O cantor e compositor André Prando é um dos nomes de maior destaque do circuito musical capixaba atual. Já tendo circulado por diversos estados — inclusive com passagens por grandes festivais nacionais, como o Rock in Rio e o Psicodália —, sua carreira solo teve início ainda em 2014, quando lançou o EP Vão. Agora, 6 anos mais tarde, Prando já coleciona dois álbuns, Estranho Sutil (2015) e Voador (2018), e atualmente divulga seu novo EP, Calmas Canções do Apocalipse, um registro totalmente feito durante esse período de quarentena.
Confira abaixo a íntegra da conversa que tivemos e não deixe de ler sua participação ao lado de João Lucas Ribeiro (Muddy Brothers), Larissa Pacheco (Big Bat Blues Band), Patricia Ilus, Henrique Mattiuzzi (Amanita Flying Machine) e Marcus Luiz (Intóxicos) no terceiro episódio da série Quarentalks.
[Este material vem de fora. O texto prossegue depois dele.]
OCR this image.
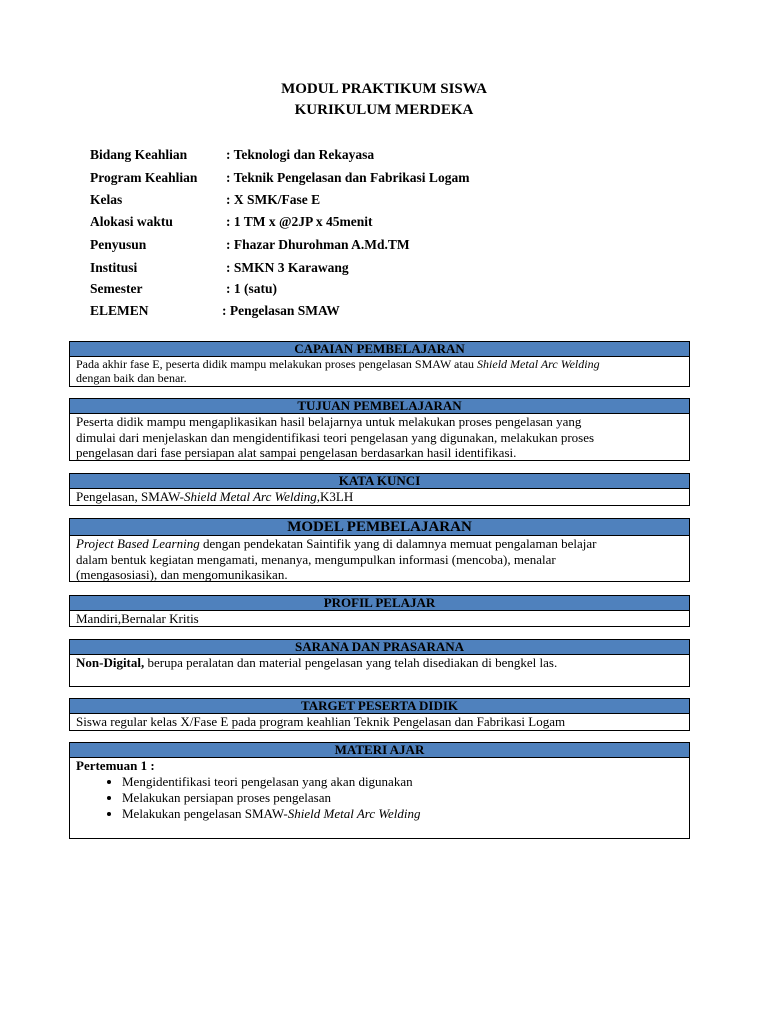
MODUL PRAKTIKUM SISWA
KURIKULUM MERDEKA
Bidang Keahlian	: Teknologi dan Rekayasa
Program Keahlian : Teknik Pengelasan dan Fabrikasi Logam
Kelas	: X SMK/Fase E
Alokasi waktu	: 1 TM x @2JP x 45menit
Penyusun	: Fhazar Dhurohman A.Md.TM
Institusi	: SMKN 3 Karawang
Semester	: 1 (satu)
ELEMEN	: Pengelasan SMAW
CAPAIAN PEMBELAJARAN
Pada akhir fase E, peserta didik mampu melakukan proses pengelasan SMAW atau Shield Metal Arc Welding
dengan baik dan benar.
TUJUAN PEMBELAJARAN
Peserta didik mampu mengaplikasikan hasil belajarnya untuk melakukan proses pengelasan yang
dimulai dari menjelaskan dan mengidentifikasi teori pengelasan yang digunakan, melakukan proses
pengelasan dari fase persiapan alat sampai pengelasan berdasarkan hasil identifikasi.
KATA KUNCI
Pengelasan, SMAW-Shield Metal Arc Welding,K3LH
MODEL PEMBELAJARAN
Project Based Learning dengan pendekatan Saintifik yang di dalamnya memuat pengalaman belajar
dalam bentuk kegiatan mengamati, menanya, mengumpulkan informasi (mencoba), menalar
(mengasosiasi), dan mengomunikasikan.
PROFIL PELAJAR
Mandiri,Bernalar Kritis
SARANA DAN PRASARANA
Non-Digital, berupa peralatan dan material pengelasan yang telah disediakan di bengkel las.
TARGET PESERTA DIDIK
Siswa regular kelas X/Fase E pada program keahlian Teknik Pengelasan dan Fabrikasi Logam
MATERI AJAR
Pertemuan 1 :
• Mengidentifikasi teori pengelasan yang akan digunakan
• Melakukan persiapan proses pengelasan
• Melakukan pengelasan SMAW-Shield Metal Arc Welding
João Depoli: Nós brasileiros acompanhamos com relativa antecedência a evolução dessa pandemia ao redor do mundo. Ainda assim, o ato de entrar em quarentena provou-se ser algo mais fácil de ser compreendido na teoria do que na prática. Você acredita que estava preparado para isso?
André Prando: Acho que ninguém tava preparado na verdade, né? Mas é curioso ver como muita gente aqui no Brasil tratava o assunto com brincadeira, né? Não levando a sério. Quando começaram as medidas de isolamento social por aqui, muita gente não adotou — na verdade até hoje muita gente não adotou, muita gente não leva a sério, não acredita. Isso é muito sério. Tem a ver com um movimento no mundo todo de loucura, de não acreditar na ciência, sabe? É um cenário parecido com o que a gente sempre vê em filmes, né? Uma coisa meio apocalíptica mesmo. A gente nunca imagina que vai acontecer e que tá perto da gente, mas a verdade é que a gente não cuida muito bem do nosso planeta. A gente não vive coletivamente de uma forma a pensar na igualdade e talvez esse momento nos leva a refletir sobre tudo isso. Sobre essas reflexões necessárias para que a gente continue vivendo no planeta. Ainda tô digerindo, porque é um processo. Acho que a gente não tá perto de chegar ao fim do isolamento social. Temos um longo período pela frente. Pelo que sei, a gente tá no pico da contaminação agora — enquanto o governador do Espírito Santo tá liberando abrir Shopping… Eu tenho dificuldade de fazer planos pra muitos dias pra frente e cada dia vivido é uma conquista e eu acho que é meio isso. Tô meio divagando aqui, mas eu acho que é meio por aí. Além da pandemia em si, a gente tem vivido uma crise política bizarra. A gente tá muito fodido aqui no Brasil por conta do governo Bolsonaro em meio à pandemia, porque a crise política rouba o lugar da pandemia. Então todo dia são novas preocupações, novos processamentos e tem sido esse caos.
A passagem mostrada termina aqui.